The sale of metal spoons suitable for this ice cream had long been considered, but at the time, pre-washed metal spoons were not available and were not suitable for in-car sales, where they are supposed to be used immediately on the spot. However, in 2020, metal spoons pre-cleaned with pure water became available for the Shinkansen.

In 2014, the Shinkansen N700S Ice Cream Spoon, made of aluminum with high thermal conductivity, was launched. When it was first released, it sold out in just three days.
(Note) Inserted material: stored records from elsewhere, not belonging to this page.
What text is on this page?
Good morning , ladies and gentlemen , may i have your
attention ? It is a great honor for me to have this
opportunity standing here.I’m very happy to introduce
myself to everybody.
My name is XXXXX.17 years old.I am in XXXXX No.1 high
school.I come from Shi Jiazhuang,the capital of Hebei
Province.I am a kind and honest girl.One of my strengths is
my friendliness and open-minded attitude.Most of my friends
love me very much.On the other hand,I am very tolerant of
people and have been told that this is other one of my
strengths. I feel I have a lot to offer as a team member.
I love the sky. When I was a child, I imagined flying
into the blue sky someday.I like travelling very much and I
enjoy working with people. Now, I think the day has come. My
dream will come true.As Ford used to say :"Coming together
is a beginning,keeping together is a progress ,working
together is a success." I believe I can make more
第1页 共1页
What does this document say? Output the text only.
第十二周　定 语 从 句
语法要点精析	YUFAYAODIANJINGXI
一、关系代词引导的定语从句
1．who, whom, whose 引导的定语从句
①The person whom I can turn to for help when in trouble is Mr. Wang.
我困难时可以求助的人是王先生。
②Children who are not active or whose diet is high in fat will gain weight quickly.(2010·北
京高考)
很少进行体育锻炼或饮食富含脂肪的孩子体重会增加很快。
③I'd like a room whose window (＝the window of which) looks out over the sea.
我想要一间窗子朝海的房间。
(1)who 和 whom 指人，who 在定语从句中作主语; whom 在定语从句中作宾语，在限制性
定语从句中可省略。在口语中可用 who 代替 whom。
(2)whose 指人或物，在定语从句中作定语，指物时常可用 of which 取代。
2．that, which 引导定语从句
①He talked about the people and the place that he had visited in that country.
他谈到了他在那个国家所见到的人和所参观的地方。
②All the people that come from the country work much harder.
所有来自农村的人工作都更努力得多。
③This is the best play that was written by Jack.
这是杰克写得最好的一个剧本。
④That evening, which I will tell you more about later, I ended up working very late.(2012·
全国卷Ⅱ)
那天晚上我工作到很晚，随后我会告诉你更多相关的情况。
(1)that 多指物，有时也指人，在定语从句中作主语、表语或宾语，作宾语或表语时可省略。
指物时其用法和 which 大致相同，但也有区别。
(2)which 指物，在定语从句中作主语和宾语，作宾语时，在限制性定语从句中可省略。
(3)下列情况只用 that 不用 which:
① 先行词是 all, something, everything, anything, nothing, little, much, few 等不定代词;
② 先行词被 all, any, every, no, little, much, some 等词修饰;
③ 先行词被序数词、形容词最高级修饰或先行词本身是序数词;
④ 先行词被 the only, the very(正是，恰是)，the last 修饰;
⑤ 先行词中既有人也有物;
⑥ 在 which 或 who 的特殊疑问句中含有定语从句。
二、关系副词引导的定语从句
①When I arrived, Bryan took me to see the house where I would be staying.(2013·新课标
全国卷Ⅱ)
Subsequently, variations were made that were not originally planned, and one variant featuring Doctor Yellow was re-released in 2022 after initially being released in 2021.

== Internet slang ==
The name Shinkansen too hard ice cream (シンカンセンスゴイカタイアイス) was not originally an official name, but was first used on Twitter around 2013. It became popular to post a picture of the attached spoon stuck into the ice cream. The origin is speculated to be the Marunouchi too high Building, a structure that appears in the novel Ninja Slayer.

While "スゴイカタイ (凄い硬い)" is grammatically incorrect - the correct version being "スゴクカタイ（凄く硬い）" - the "スゴイ" variant is used by 59% of Japanese. Both expressions can be found on Twitter.

In October 2024, Japanese Vocaloid music producer Shannon released a song titled "Shinkansen Too Hard Ice Cream" (シンカンセンスゴイカタイアイス), commemorating the 60th anniversary of the Tokaido Shinkansen.